Un roi très méchant, un roi comparable à Hérode, s'était juré de faire mettre à mort tous les nouveaux-nés. Pour être sûr que personne ne viendrait lui contester son trône. Comme bourreau, il choisit sa sœur, Putana personnage dévoué et perfide; il l'envoie parcourir le pays déguisée en nourrice qui loue ses services. Tous les bébés qu'elle allaite sont voués à la mort. Les petites créatures meurent dans un râle.
Mais Krishna, bébé céleste, identifie à temps le téton venimeux; il le coupe d'un coup de dent et par succion vide de son sang noirâtre le corps de l'ange de la mort. Le conte est superbe, la fin très classique. La méchante meurt.
Le Bien, le Beau, l'Immaculé ont le droit de poursuivre leur existence.

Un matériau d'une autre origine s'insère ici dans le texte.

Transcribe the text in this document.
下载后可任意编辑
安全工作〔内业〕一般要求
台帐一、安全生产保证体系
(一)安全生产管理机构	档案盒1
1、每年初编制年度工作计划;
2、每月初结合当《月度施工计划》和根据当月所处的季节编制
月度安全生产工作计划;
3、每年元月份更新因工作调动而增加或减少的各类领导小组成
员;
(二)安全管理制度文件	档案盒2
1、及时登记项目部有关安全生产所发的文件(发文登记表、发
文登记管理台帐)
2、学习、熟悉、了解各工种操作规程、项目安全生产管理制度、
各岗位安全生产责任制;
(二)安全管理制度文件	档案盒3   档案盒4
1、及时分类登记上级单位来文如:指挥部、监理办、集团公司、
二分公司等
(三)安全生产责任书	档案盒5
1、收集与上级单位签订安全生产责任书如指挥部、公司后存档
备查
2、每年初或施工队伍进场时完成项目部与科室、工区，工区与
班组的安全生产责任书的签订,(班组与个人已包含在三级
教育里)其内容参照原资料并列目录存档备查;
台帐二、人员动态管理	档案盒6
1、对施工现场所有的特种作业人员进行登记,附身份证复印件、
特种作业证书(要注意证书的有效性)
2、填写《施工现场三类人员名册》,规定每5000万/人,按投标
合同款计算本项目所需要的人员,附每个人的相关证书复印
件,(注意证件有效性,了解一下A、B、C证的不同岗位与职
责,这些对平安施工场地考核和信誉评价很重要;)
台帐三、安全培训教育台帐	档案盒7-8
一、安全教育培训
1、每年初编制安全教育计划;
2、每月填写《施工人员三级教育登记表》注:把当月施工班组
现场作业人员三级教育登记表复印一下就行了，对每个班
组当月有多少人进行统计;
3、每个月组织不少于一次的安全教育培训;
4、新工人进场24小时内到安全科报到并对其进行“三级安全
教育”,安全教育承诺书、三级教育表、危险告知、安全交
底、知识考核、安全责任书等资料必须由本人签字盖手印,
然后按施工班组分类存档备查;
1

Lorsque moi, je débarque à Mathura 7.000 ans (ou alors 5000 ? 34000 ?) plus tard, on est en pleins préparatifs. Les nuits de pleine lune sont celles du dernier mois de l'année du calendrier indien et la morsure victorieuse dans la mamelle diabolique donne lieu à cette liesse, que l'on appelle précisément Holi. Dans une autre version de ce conte aux mille facettes, Putana la méchante sœur, se métamorphose et devient l'abominable tante Holika. C'est elle qui est considérée comme la marraine de cette joyeuse orgie. La date est bien choisie. Le roi, la sœur et la tante symbolisent l'hiver froid et sans vie. Krishna met l'hiver à mort. Il est à la vie, la chaleur, le printemps, la récolte, le début de la nouvelle année.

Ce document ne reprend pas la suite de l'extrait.